Filter 1-star or 5-star reviews

In [15]:
df = df[df['stars'].isin([1.0, 5.0])]

Take only `TEST_SIZE` samples

In [16]:
TEST_SIZE = 1000
texts = df['text'].values[:TEST_SIZE]
stars = df['stars'].values[:TEST_SIZE]

In [17]:
texts = list(map(tokenizer.encode, texts))

In [18]:
texts = tf.keras.preprocessing.sequence.pad_sequences(texts, 
                                                      maxlen=PADDED_LEN, 
                                                      dtype='int64', 
                                                      padding='post', 
                                                      truncating='post')

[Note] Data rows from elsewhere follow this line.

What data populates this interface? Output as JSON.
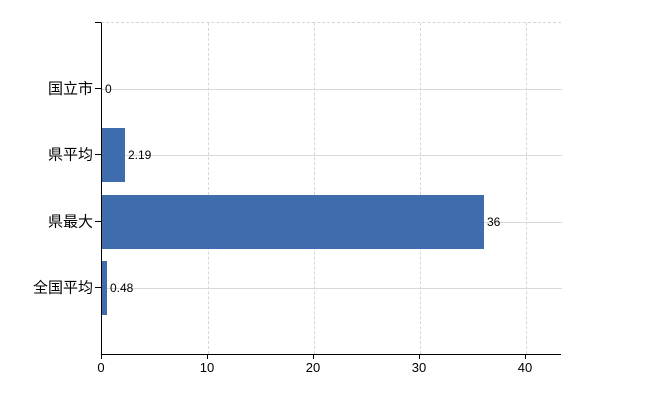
{
  "chart_data": {
    "type": "bar",
    "orientation": "horizontal",
    "title": "",
    "xlabel": "",
    "ylabel": "",
    "categories": [
      "国立市",
      "県平均",
      "県最大",
      "全国平均"
    ],
    "values": [
      0,
      2.19,
      36,
      0.48
    ],
    "value_labels": [
      "0",
      "2.19",
      "36",
      "0.48"
    ],
    "x_ticks": [
      0,
      10,
      20,
      30,
      40
    ],
    "x_tick_labels": [
      "0",
      "10",
      "20",
      "30",
      "40"
    ],
    "xlim": [
      0,
      43.3
    ],
    "grid": "on",
    "legend": "none",
    "bar_color": "#3e6cad",
    "gridline_color": "#d7dbd4",
    "dashed_line_color": "#d6d8d4",
    "axis_color": "#000000",
    "text_color": "#000000",
    "background_color": "#ffffff"
  }
}
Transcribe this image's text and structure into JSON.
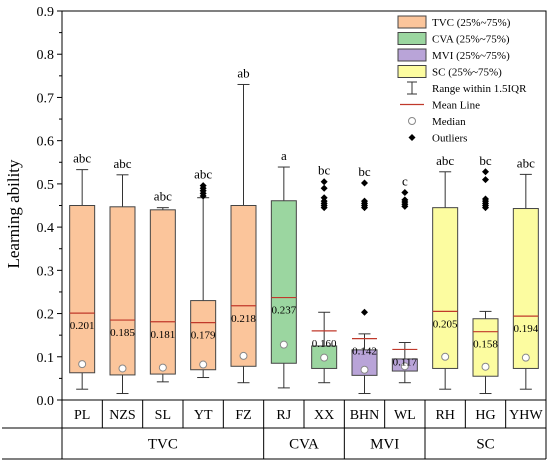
{
  "chart_data": {
    "type": "box",
    "ylabel": "Learning ability",
    "ylim": [
      0,
      0.9
    ],
    "yticks": [
      "0.0",
      "0.1",
      "0.2",
      "0.3",
      "0.4",
      "0.5",
      "0.6",
      "0.7",
      "0.8",
      "0.9"
    ],
    "groups": [
      {
        "name": "TVC",
        "color": "#fbc59b",
        "start": 0,
        "end": 5
      },
      {
        "name": "CVA",
        "color": "#9bd6a0",
        "start": 5,
        "end": 7
      },
      {
        "name": "MVI",
        "color": "#b9a4d8",
        "start": 7,
        "end": 9
      },
      {
        "name": "SC",
        "color": "#fcfca0",
        "start": 9,
        "end": 12
      }
    ],
    "boxes": [
      {
        "label": "PL",
        "group": 0,
        "q1": 0.063,
        "q3": 0.45,
        "wlo": 0.025,
        "whi": 0.533,
        "mean": 0.201,
        "median": 0.083,
        "mean_label": "0.201",
        "letter": "abc",
        "outliers": []
      },
      {
        "label": "NZS",
        "group": 0,
        "q1": 0.058,
        "q3": 0.447,
        "wlo": 0.015,
        "whi": 0.521,
        "mean": 0.185,
        "median": 0.073,
        "mean_label": "0.185",
        "letter": "abc",
        "outliers": []
      },
      {
        "label": "SL",
        "group": 0,
        "q1": 0.06,
        "q3": 0.44,
        "wlo": 0.042,
        "whi": 0.445,
        "mean": 0.181,
        "median": 0.075,
        "mean_label": "0.181",
        "letter": "abc",
        "outliers": []
      },
      {
        "label": "YT",
        "group": 0,
        "q1": 0.07,
        "q3": 0.23,
        "wlo": 0.052,
        "whi": 0.468,
        "mean": 0.179,
        "median": 0.082,
        "mean_label": "0.179",
        "letter": "abc",
        "outliers": [
          0.472,
          0.478,
          0.484,
          0.49,
          0.496
        ]
      },
      {
        "label": "FZ",
        "group": 0,
        "q1": 0.078,
        "q3": 0.45,
        "wlo": 0.04,
        "whi": 0.73,
        "mean": 0.218,
        "median": 0.102,
        "mean_label": "0.218",
        "letter": "ab",
        "outliers": []
      },
      {
        "label": "RJ",
        "group": 1,
        "q1": 0.085,
        "q3": 0.461,
        "wlo": 0.028,
        "whi": 0.539,
        "mean": 0.237,
        "median": 0.128,
        "mean_label": "0.237",
        "letter": "a",
        "outliers": []
      },
      {
        "label": "XX",
        "group": 1,
        "q1": 0.073,
        "q3": 0.125,
        "wlo": 0.04,
        "whi": 0.203,
        "mean": 0.16,
        "median": 0.098,
        "mean_label": "0.160",
        "letter": "bc",
        "outliers": [
          0.445,
          0.45,
          0.455,
          0.46,
          0.468,
          0.49,
          0.505
        ]
      },
      {
        "label": "BHN",
        "group": 2,
        "q1": 0.057,
        "q3": 0.116,
        "wlo": 0.015,
        "whi": 0.153,
        "mean": 0.142,
        "median": 0.07,
        "mean_label": "0.142",
        "letter": "bc",
        "outliers": [
          0.203,
          0.445,
          0.45,
          0.455,
          0.46,
          0.502
        ]
      },
      {
        "label": "WL",
        "group": 2,
        "q1": 0.067,
        "q3": 0.095,
        "wlo": 0.04,
        "whi": 0.133,
        "mean": 0.117,
        "median": 0.078,
        "mean_label": "0.117",
        "letter": "c",
        "outliers": [
          0.448,
          0.453,
          0.458,
          0.463,
          0.48
        ]
      },
      {
        "label": "RH",
        "group": 3,
        "q1": 0.073,
        "q3": 0.445,
        "wlo": 0.025,
        "whi": 0.528,
        "mean": 0.205,
        "median": 0.1,
        "mean_label": "0.205",
        "letter": "abc",
        "outliers": []
      },
      {
        "label": "HG",
        "group": 3,
        "q1": 0.055,
        "q3": 0.188,
        "wlo": 0.015,
        "whi": 0.205,
        "mean": 0.158,
        "median": 0.077,
        "mean_label": "0.158",
        "letter": "bc",
        "outliers": [
          0.445,
          0.45,
          0.455,
          0.46,
          0.465,
          0.51,
          0.528
        ]
      },
      {
        "label": "YHW",
        "group": 3,
        "q1": 0.073,
        "q3": 0.443,
        "wlo": 0.025,
        "whi": 0.522,
        "mean": 0.194,
        "median": 0.098,
        "mean_label": "0.194",
        "letter": "abc",
        "outliers": []
      }
    ],
    "legend": {
      "position": "top-right",
      "entries": [
        {
          "type": "box",
          "label": "TVC (25%~75%)",
          "color": "#fbc59b"
        },
        {
          "type": "box",
          "label": "CVA (25%~75%)",
          "color": "#9bd6a0"
        },
        {
          "type": "box",
          "label": "MVI (25%~75%)",
          "color": "#b9a4d8"
        },
        {
          "type": "box",
          "label": "SC (25%~75%)",
          "color": "#fcfca0"
        },
        {
          "type": "whisker",
          "label": "Range within 1.5IQR"
        },
        {
          "type": "mean",
          "label": "Mean Line",
          "color": "#c0392b"
        },
        {
          "type": "median",
          "label": "Median"
        },
        {
          "type": "outlier",
          "label": "Outliers"
        }
      ]
    },
    "mean_line_color": "#c0392b"
  }
}
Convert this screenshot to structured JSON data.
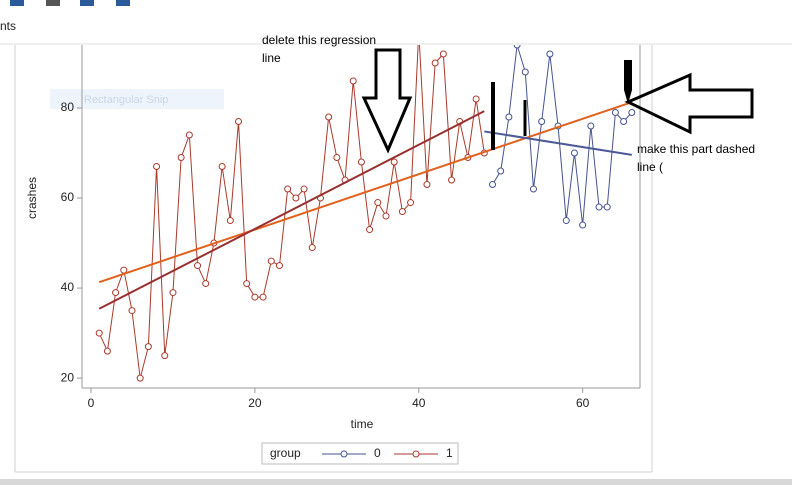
{
  "ui_texts": [
    "nts",
    "Rectangular Snip"
  ],
  "chart_data": {
    "type": "line",
    "x_label": "time",
    "y_label": "crashes",
    "xlim": [
      -1.1,
      67
    ],
    "ylim": [
      17.8,
      94
    ],
    "xticks": [
      0,
      20,
      40,
      60
    ],
    "yticks": [
      20,
      40,
      60,
      80
    ],
    "legend_title": "group",
    "series": [
      {
        "name": "0",
        "color": "#44538f",
        "x": [
          49,
          50,
          51,
          52,
          53,
          54,
          55,
          56,
          57,
          58,
          59,
          60,
          61,
          62,
          63,
          64,
          65,
          66
        ],
        "values": [
          63,
          66,
          78,
          94,
          88,
          62,
          77,
          92,
          76,
          55,
          70,
          54,
          76,
          58,
          58,
          79,
          77,
          79
        ]
      },
      {
        "name": "1",
        "color": "#a83a2c",
        "x": [
          1,
          2,
          3,
          4,
          5,
          6,
          7,
          8,
          9,
          10,
          11,
          12,
          13,
          14,
          15,
          16,
          17,
          18,
          19,
          20,
          21,
          22,
          23,
          24,
          25,
          26,
          27,
          28,
          29,
          30,
          31,
          32,
          33,
          34,
          35,
          36,
          37,
          38,
          39,
          40,
          41,
          42,
          43,
          44,
          45,
          46,
          47,
          48
        ],
        "values": [
          30,
          26,
          39,
          44,
          35,
          20,
          27,
          67,
          25,
          39,
          69,
          74,
          45,
          41,
          50,
          67,
          55,
          77,
          41,
          38,
          38,
          46,
          45,
          62,
          60,
          62,
          49,
          60,
          78,
          69,
          64,
          86,
          68,
          53,
          59,
          56,
          68,
          57,
          59,
          97,
          63,
          90,
          92,
          64,
          77,
          69,
          82,
          70
        ]
      }
    ],
    "fits": [
      {
        "color": "#e0621e",
        "x": [
          1,
          66
        ],
        "values": [
          41.3,
          81.3
        ]
      },
      {
        "color": "#993030",
        "x": [
          1,
          48
        ],
        "values": [
          35.4,
          79.3
        ]
      },
      {
        "color": "#4e5a98",
        "x": [
          48,
          66
        ],
        "values": [
          74.8,
          69.6
        ]
      }
    ],
    "annotations": [
      {
        "lines": [
          "delete this regression",
          "line"
        ]
      },
      {
        "lines": [
          "make this part dashed",
          "line  ("
        ]
      }
    ]
  }
}
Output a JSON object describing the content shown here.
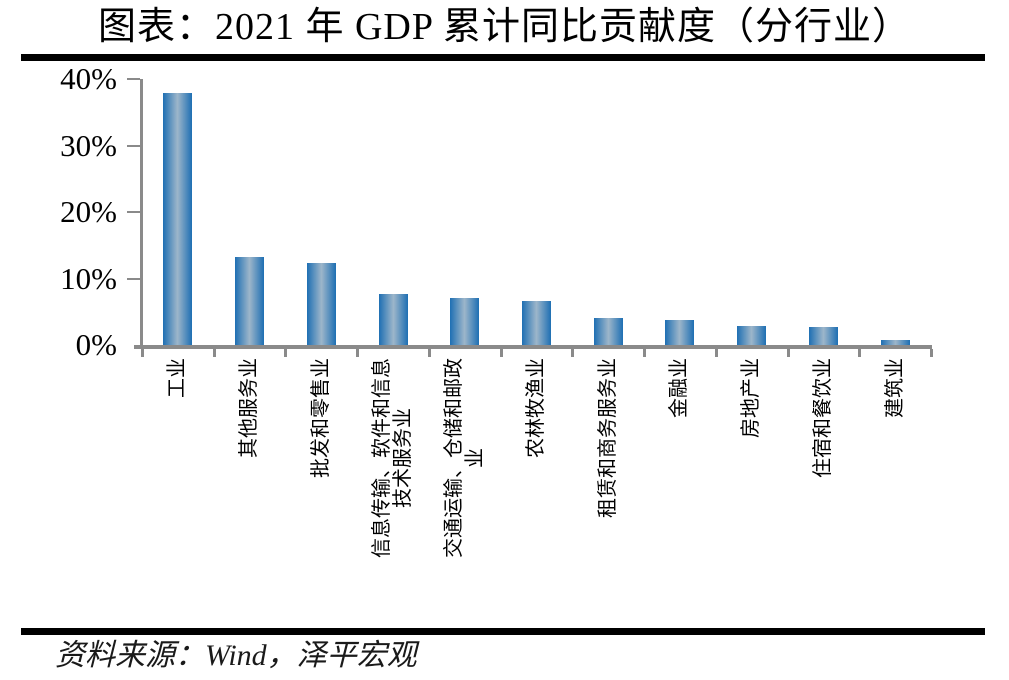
{
  "header": {
    "title": "图表：2021 年 GDP 累计同比贡献度（分行业）"
  },
  "footer": {
    "source": "资料来源：Wind，泽平宏观"
  },
  "chart_data": {
    "type": "bar",
    "title": "图表：2021 年 GDP 累计同比贡献度（分行业）",
    "categories": [
      "工业",
      "其他服务业",
      "批发和零售业",
      "信息传输、软件和信息\n技术服务业",
      "交通运输、仓储和邮政\n业",
      "农林牧渔业",
      "租赁和商务服务业",
      "金融业",
      "房地产业",
      "住宿和餐饮业",
      "建筑业"
    ],
    "values": [
      37.9,
      13.3,
      12.4,
      7.7,
      7.1,
      6.6,
      4.1,
      3.8,
      2.9,
      2.7,
      0.7
    ],
    "unit": "%",
    "xlabel": "",
    "ylabel": "",
    "ylim": [
      0,
      40
    ],
    "yticks": [
      "40%",
      "30%",
      "20%",
      "10%",
      "0%"
    ],
    "ytick_values": [
      40,
      30,
      20,
      10,
      0
    ],
    "grid": false,
    "legend": null,
    "bar_color_edge": "#1e6fb3",
    "bar_color_center": "#9db6ca",
    "axis_color": "#8a8a8a",
    "source_note": "资料来源：Wind，泽平宏观"
  }
}
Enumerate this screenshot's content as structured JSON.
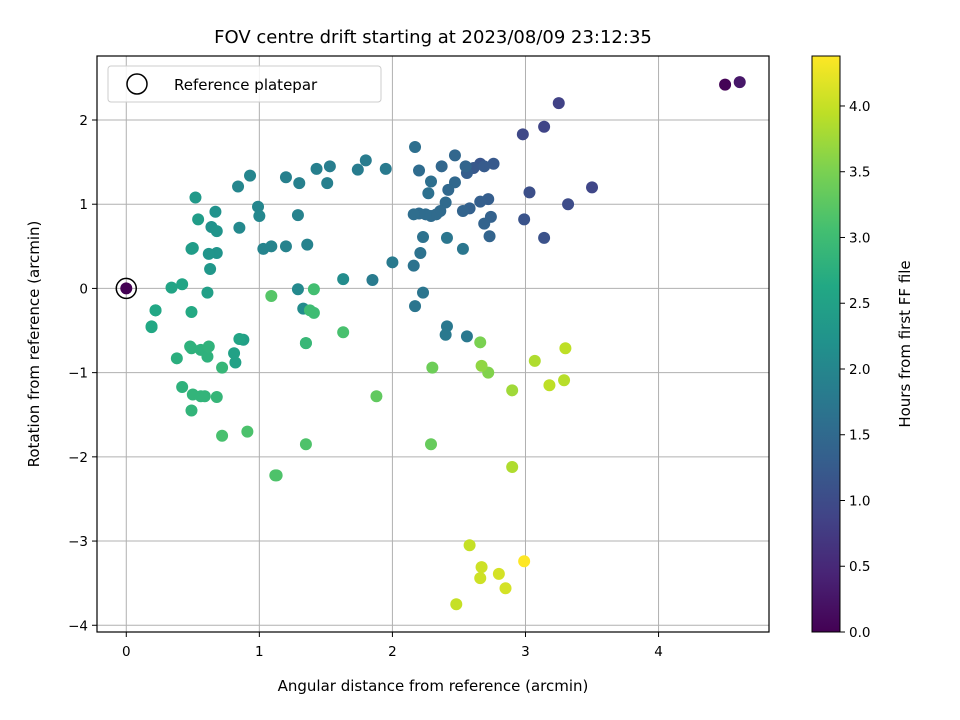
{
  "chart_data": {
    "type": "scatter",
    "title": "FOV centre drift starting at 2023/08/09 23:12:35",
    "xlabel": "Angular distance from reference (arcmin)",
    "ylabel": "Rotation from reference (arcmin)",
    "xlim": [
      -0.22,
      4.83
    ],
    "ylim": [
      -4.08,
      2.76
    ],
    "xticks": [
      0,
      1,
      2,
      3,
      4
    ],
    "xtick_labels": [
      "0",
      "1",
      "2",
      "3",
      "4"
    ],
    "yticks": [
      -4,
      -3,
      -2,
      -1,
      0,
      1,
      2
    ],
    "ytick_labels": [
      "−4",
      "−3",
      "−2",
      "−1",
      "0",
      "1",
      "2"
    ],
    "grid": true,
    "legend": {
      "placement": "upper-left",
      "entries": [
        {
          "label": "Reference platepar",
          "marker": "open-circle"
        }
      ]
    },
    "reference_point": {
      "x": 0,
      "y": 0
    },
    "colorbar": {
      "label": "Hours from first FF file",
      "colormap": "viridis",
      "range": [
        0.0,
        4.38
      ],
      "ticks": [
        0.0,
        0.5,
        1.0,
        1.5,
        2.0,
        2.5,
        3.0,
        3.5,
        4.0
      ],
      "tick_labels": [
        "0.0",
        "0.5",
        "1.0",
        "1.5",
        "2.0",
        "2.5",
        "3.0",
        "3.5",
        "4.0"
      ]
    },
    "series": [
      {
        "columns": [
          "x",
          "y",
          "hours"
        ],
        "points": [
          [
            0.0,
            0.0,
            0.0
          ],
          [
            4.5,
            2.42,
            0.02
          ],
          [
            4.61,
            2.45,
            0.28
          ],
          [
            3.25,
            2.2,
            0.85
          ],
          [
            3.14,
            1.92,
            0.9
          ],
          [
            2.98,
            1.83,
            0.95
          ],
          [
            3.5,
            1.2,
            0.92
          ],
          [
            3.32,
            1.0,
            1.0
          ],
          [
            3.03,
            1.14,
            1.05
          ],
          [
            3.14,
            0.6,
            1.1
          ],
          [
            2.99,
            0.82,
            1.12
          ],
          [
            2.66,
            1.48,
            1.15
          ],
          [
            2.61,
            1.43,
            1.2
          ],
          [
            2.76,
            1.48,
            1.22
          ],
          [
            2.69,
            1.45,
            1.25
          ],
          [
            2.56,
            1.37,
            1.3
          ],
          [
            2.72,
            1.06,
            1.3
          ],
          [
            2.66,
            1.03,
            1.32
          ],
          [
            2.58,
            0.95,
            1.35
          ],
          [
            2.74,
            0.85,
            1.36
          ],
          [
            2.69,
            0.77,
            1.38
          ],
          [
            2.73,
            0.62,
            1.4
          ],
          [
            2.53,
            0.92,
            1.4
          ],
          [
            2.55,
            1.45,
            1.42
          ],
          [
            2.47,
            1.58,
            1.45
          ],
          [
            2.37,
            1.45,
            1.45
          ],
          [
            2.47,
            1.26,
            1.47
          ],
          [
            2.42,
            1.17,
            1.48
          ],
          [
            2.4,
            1.02,
            1.5
          ],
          [
            2.36,
            0.92,
            1.5
          ],
          [
            2.33,
            0.88,
            1.52
          ],
          [
            2.29,
            0.86,
            1.53
          ],
          [
            2.25,
            0.88,
            1.55
          ],
          [
            2.2,
            0.89,
            1.55
          ],
          [
            2.16,
            0.88,
            1.57
          ],
          [
            2.2,
            1.4,
            1.55
          ],
          [
            2.17,
            1.68,
            1.6
          ],
          [
            2.29,
            1.27,
            1.6
          ],
          [
            2.27,
            1.13,
            1.62
          ],
          [
            2.23,
            0.61,
            1.65
          ],
          [
            2.21,
            0.42,
            1.65
          ],
          [
            2.16,
            0.27,
            1.67
          ],
          [
            2.17,
            -0.21,
            1.7
          ],
          [
            2.23,
            -0.05,
            1.7
          ],
          [
            2.41,
            0.6,
            1.72
          ],
          [
            2.53,
            0.47,
            1.72
          ],
          [
            2.56,
            -0.57,
            1.75
          ],
          [
            2.41,
            -0.45,
            1.75
          ],
          [
            2.4,
            -0.55,
            1.77
          ],
          [
            2.0,
            0.31,
            1.78
          ],
          [
            1.85,
            0.1,
            1.8
          ],
          [
            1.95,
            1.42,
            1.78
          ],
          [
            1.8,
            1.52,
            1.82
          ],
          [
            1.74,
            1.41,
            1.83
          ],
          [
            1.53,
            1.45,
            1.85
          ],
          [
            1.51,
            1.25,
            1.88
          ],
          [
            1.43,
            1.42,
            1.88
          ],
          [
            1.3,
            1.25,
            1.9
          ],
          [
            1.2,
            1.32,
            1.9
          ],
          [
            1.29,
            0.87,
            1.92
          ],
          [
            1.36,
            0.52,
            1.93
          ],
          [
            1.2,
            0.5,
            1.95
          ],
          [
            1.09,
            0.5,
            1.97
          ],
          [
            1.03,
            0.47,
            1.97
          ],
          [
            0.93,
            1.34,
            1.98
          ],
          [
            0.84,
            1.21,
            2.0
          ],
          [
            0.99,
            0.97,
            2.0
          ],
          [
            1.0,
            0.86,
            2.02
          ],
          [
            0.85,
            0.72,
            2.05
          ],
          [
            1.29,
            -0.01,
            2.05
          ],
          [
            1.33,
            -0.24,
            2.1
          ],
          [
            1.63,
            0.11,
            2.1
          ],
          [
            0.67,
            0.91,
            2.2
          ],
          [
            0.64,
            0.73,
            2.2
          ],
          [
            0.68,
            0.68,
            2.25
          ],
          [
            0.68,
            0.42,
            2.25
          ],
          [
            0.62,
            0.41,
            2.27
          ],
          [
            0.63,
            0.23,
            2.3
          ],
          [
            0.52,
            1.08,
            2.35
          ],
          [
            0.54,
            0.82,
            2.4
          ],
          [
            0.5,
            0.48,
            2.4
          ],
          [
            0.49,
            0.47,
            2.4
          ],
          [
            0.61,
            -0.05,
            2.45
          ],
          [
            0.88,
            -0.61,
            2.45
          ],
          [
            0.81,
            -0.77,
            2.5
          ],
          [
            0.82,
            -0.88,
            2.5
          ],
          [
            0.85,
            -0.6,
            2.55
          ],
          [
            0.42,
            0.05,
            2.55
          ],
          [
            0.34,
            0.01,
            2.55
          ],
          [
            0.22,
            -0.26,
            2.6
          ],
          [
            0.22,
            -0.26,
            2.6
          ],
          [
            0.19,
            -0.45,
            2.62
          ],
          [
            0.19,
            -0.46,
            2.62
          ],
          [
            0.49,
            -0.28,
            2.65
          ],
          [
            0.38,
            -0.83,
            2.75
          ],
          [
            0.48,
            -0.69,
            2.8
          ],
          [
            0.49,
            -0.71,
            2.8
          ],
          [
            0.56,
            -0.73,
            2.8
          ],
          [
            0.61,
            -0.81,
            2.8
          ],
          [
            0.62,
            -0.69,
            2.82
          ],
          [
            0.42,
            -1.17,
            2.8
          ],
          [
            0.5,
            -1.26,
            2.85
          ],
          [
            0.56,
            -1.28,
            2.85
          ],
          [
            0.59,
            -1.28,
            2.85
          ],
          [
            0.49,
            -1.45,
            2.85
          ],
          [
            0.68,
            -1.29,
            2.88
          ],
          [
            0.72,
            -0.94,
            2.9
          ],
          [
            1.35,
            -0.65,
            2.9
          ],
          [
            1.35,
            -0.65,
            2.92
          ],
          [
            1.41,
            -0.29,
            3.0
          ],
          [
            1.38,
            -0.26,
            3.0
          ],
          [
            1.41,
            -0.01,
            3.05
          ],
          [
            1.63,
            -0.52,
            3.1
          ],
          [
            0.72,
            -1.75,
            3.1
          ],
          [
            0.91,
            -1.7,
            3.12
          ],
          [
            1.13,
            -2.22,
            3.15
          ],
          [
            1.12,
            -2.22,
            3.15
          ],
          [
            1.35,
            -1.85,
            3.15
          ],
          [
            1.09,
            -0.09,
            3.2
          ],
          [
            1.88,
            -1.28,
            3.3
          ],
          [
            2.29,
            -1.85,
            3.35
          ],
          [
            2.3,
            -0.94,
            3.4
          ],
          [
            2.66,
            -0.64,
            3.5
          ],
          [
            2.72,
            -1.0,
            3.55
          ],
          [
            2.67,
            -0.92,
            3.65
          ],
          [
            2.9,
            -1.21,
            3.75
          ],
          [
            2.9,
            -2.12,
            3.85
          ],
          [
            3.07,
            -0.86,
            3.85
          ],
          [
            3.29,
            -1.09,
            3.9
          ],
          [
            3.18,
            -1.15,
            3.95
          ],
          [
            3.3,
            -0.71,
            3.95
          ],
          [
            2.48,
            -3.75,
            4.0
          ],
          [
            2.58,
            -3.05,
            4.0
          ],
          [
            2.67,
            -3.31,
            4.05
          ],
          [
            2.66,
            -3.44,
            4.05
          ],
          [
            2.8,
            -3.39,
            4.1
          ],
          [
            2.85,
            -3.56,
            4.1
          ],
          [
            2.99,
            -3.24,
            4.38
          ]
        ]
      }
    ]
  }
}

Optional: only choose samples with high confidence (probability > 0.99)

In [None]:
# y = model.predict(np.array(texts), batch_size=500, verbose=1)
# high_confidence_index = np.where(np.max(y, axis=1) > 0.99)
# texts = texts[high_confidence_index]
# stars = stars[high_confidence_index]

Visualize attention weights

In [19]:
visualize_model = tf.keras.Model(model.input, tf.get_default_graph().get_tensor_by_name('attention_weights:0'))

In [20]:
i=0

In [39]:
test_text = texts[i]
a = visualize_model.predict(np.array([test_text]))
a = np.squeeze(a, axis=0)
a_normalized = np.sum(a, axis=1) / np.sum(a)
visualize(tokenizer.decode(test_text), a_normalized)
i+=1